Jan 14, 2008 16:35 GMT  ·  By

Calcareous rocks, like limestone and marble (a rock modified by heat and pressure), are made mainly by calcite, a mineral form of the calcium carbonate. The calcite is insoluble in pure water, but the rain water contains carbon dioxide, coming from air or soil, and forms a weak acid that react with the calcite, resulting a soluble salt, calcium bicarbonate, which is transported as a solution.

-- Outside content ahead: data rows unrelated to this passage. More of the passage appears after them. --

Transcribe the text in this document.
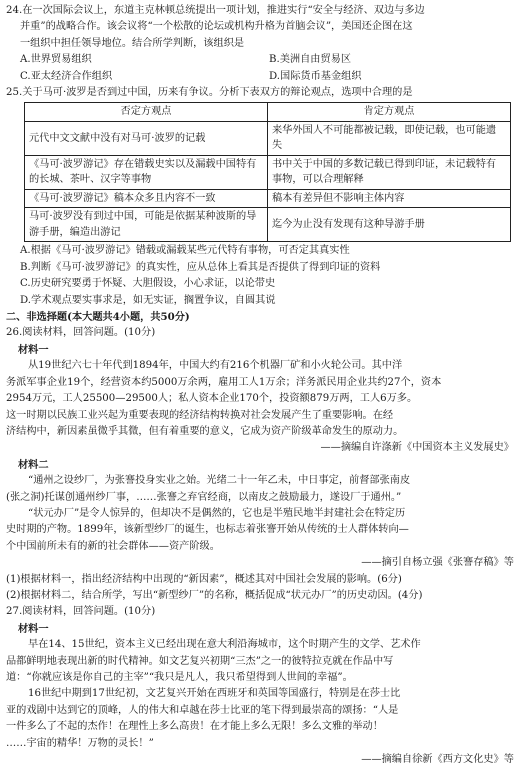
24.在一次国际会议上，东道主克林顿总统提出一项计划，推进实行“安全与经济、双边与多边
并重”的战略合作。该会议将“一个松散的论坛或机构升格为首脑会议”，美国还企图在这
一组织中担任领导地位。结合所学判断，该组织是
A.世界贸易组织	B.美洲自由贸易区
C.亚太经济合作组织	D.国际货币基金组织
25.关于马可·波罗是否到过中国，历来有争议。分析下表双方的辩论观点，选项中合理的是
否定方观点	肯定方观点
元代中文文献中没有对马可·波罗的记载	来华外国人不可能都被记载，即使记载，也可能遗失
《马可·波罗游记》存在错载史实以及漏载中国特有的长城、茶叶、汉字等事物	书中关于中国的多数记载已得到印证，未记载特有事物，可以合理解释
《马可·波罗游记》稿本众多且内容不一致	稿本有差异但不影响主体内容
马可·波罗没有到过中国，可能是依据某种波斯的导游手册，编造出游记	迄今为止没有发现有这种导游手册
A.根据《马可·波罗游记》错载或漏载某些元代特有事物，可否定其真实性
B.判断《马可·波罗游记》的真实性，应从总体上看其是否提供了得到印证的资料
C.历史研究要勇于怀疑、大胆假设，小心求证，以论带史
D.学术观点要实事求是，如无实证，搁置争议，自圆其说
二、非选择题(本大题共4小题，共50分)
26.阅读材料，回答问题。(10分)
材料一
从19世纪六七十年代到1894年，中国大约有216个机器厂矿和小火轮公司。其中洋
务派军事企业19个，经营资本约5000万余两，雇用工人1万余；洋务派民用企业共约27个，资本
2954万元，工人25500—29500人；私人资本企业170个，投资额879万两，工人6万多。
这一时期以民族工业兴起为重要表现的经济结构转换对社会发展产生了重要影响。在经
济结构中，新因素虽微乎其微，但有着重要的意义，它成为资产阶级革命发生的原动力。
——摘编自许涤新《中国资本主义发展史》
材料二
“通州之设纱厂，为张謇投身实业之始。光绪二十一年乙未，中日事定，前督部张南皮
(张之洞)托谋创通州纱厂事，……张謇之弃官经商，以南皮之鼓励最力，遂设厂于通州。”
“状元办厂”是令人惊异的，但却决不是偶然的，它也是半殖民地半封建社会在特定历
史时期的产物。1899年，该新型纱厂的诞生，也标志着张謇开始从传统的士人群体转向—
个中国前所未有的新的社会群体——资产阶级。
——摘引自杨立强《张謇存稿》等
(1)根据材料一，指出经济结构中出现的“新因素”，概述其对中国社会发展的影响。(6分)
(2)根据材料二，结合所学，写出“新型纱厂”的名称，概括促成“状元办厂”的历史动因。(4分)
27.阅读材料，回答问题。(10分)
材料一
早在14、15世纪，资本主义已经出现在意大利沿海城市，这个时期产生的文学、艺术作
品都鲜明地表现出新的时代精神。如文艺复兴初期“三杰”之一的彼特拉克就在作品中写
道：“你就应该是你自己的主宰”“我只是凡人，我只希望得到人世间的幸福”。
16世纪中期到17世纪初，文艺复兴开始在西班牙和英国等国盛行，特别是在莎士比
亚的戏剧中达到它的顶峰，人的伟大和卓越在莎士比亚的笔下得到最崇高的颂扬：“人是
一件多么了不起的杰作！在理性上多么高贵！在才能上多么无限！多么文雅的举动！
……宇宙的精华！万物的灵长！”
——摘编自徐新《西方文化史》等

Another trait of the calcareous rocks is given by their strong bonding. Vertical bonds formed when the original deposits dehydrated and contracted. Horizontal bonds are sheaths interposed between the sedimentary deposits that later transformed in rocks. These joints allow the table waters to pass through the rocks that otherwise would be solid and even impermeable.

The most spectacular cave systems appear in the calcareous rocks, in the seeping of the table waters through the rocks. They gradually enlarged the cracks, turning them into vertical chimneys, passages and vast opened chambers. When the level of the table water rises, the caves are flooded. When the level lowers, a labyrinth of tunnels and grottoes appears. The table waters go out at the base of the calcareous rocks, where the downward movement of the water is stopped by an impermeable, solid rock. That's why the base of a calcareous deposit is marked by a series of underground springs. In many cases, the abrupt slopes of mountain gorges may have formed following the collapse of caves.

Caves with rugged decors form a karstic landscape. In many cases, abrupt ravines follow the vertical joints. The surface of the calcareous rocks is often interrupted by narrow holes or orifices. The orifices formed in the joint areas of the rocks can widen in deep ravines swallowing springs.

Because of the water seeping through joints and cracks, calcareous surfaces or pavements are usually dry. Calcareous rocks are delimited in "cleavage blocks" and separated by large ravines. At major joints, the rock is dissolved, forming funnel-like cavities or larger sinkholes, called dolines. They can be 100 m (330 m) in section and can reveal subterranean rivers that run from one cave into another.

Many calcareous surfaces contain the valleys of drought rivers, and many valleys could have been carved during the Ice Age, when the soil was frozen and the water could not seep through the calcareous soil, digging valleys on the surface.

Drought valleys can also appear through erosion. With the sinking of the surface, table waters sink too, and the surface rivers go dry.

In cold areas, waters come especially from the melting of the snow and weep the encountered sediments, leaving behind a barren, rocky pavement.

Warm regions are dominated by wide valleys called polje, connected through abrupt slopes. They can have surfaces up to 250 square km and form temporary lakes in the winter, when the water cannot be drained through the cave system.

In wet tropics, karst areas can form abrupt hills rising over flat plateaus, the so called "karst towers". Adjacent dolines can widen until flat terrains between them disappear, leaving behind a series of isolated cliffs, called karst cones.

The most common limestones are:

_chalk, one of the purest types, made by the microscopic remains of plants and animals;

_coralline rocks, limestone layers made by the external skeleton of the coral polyps;

_dolomite, with a high content of calcium and magnesium carbonate;

_fossil limestone, containing fossils, like shells combined through calcite cement;

_oolite limestone, containing calcite particles formed when calcite covers small particles like sand or shells. Pisolitic limestone contains larger particles;

_travertine, a compact limestone deposit, like the stalactites and stalagmites from caves or around springs and geysers. Tufa is a spongy type of travertine.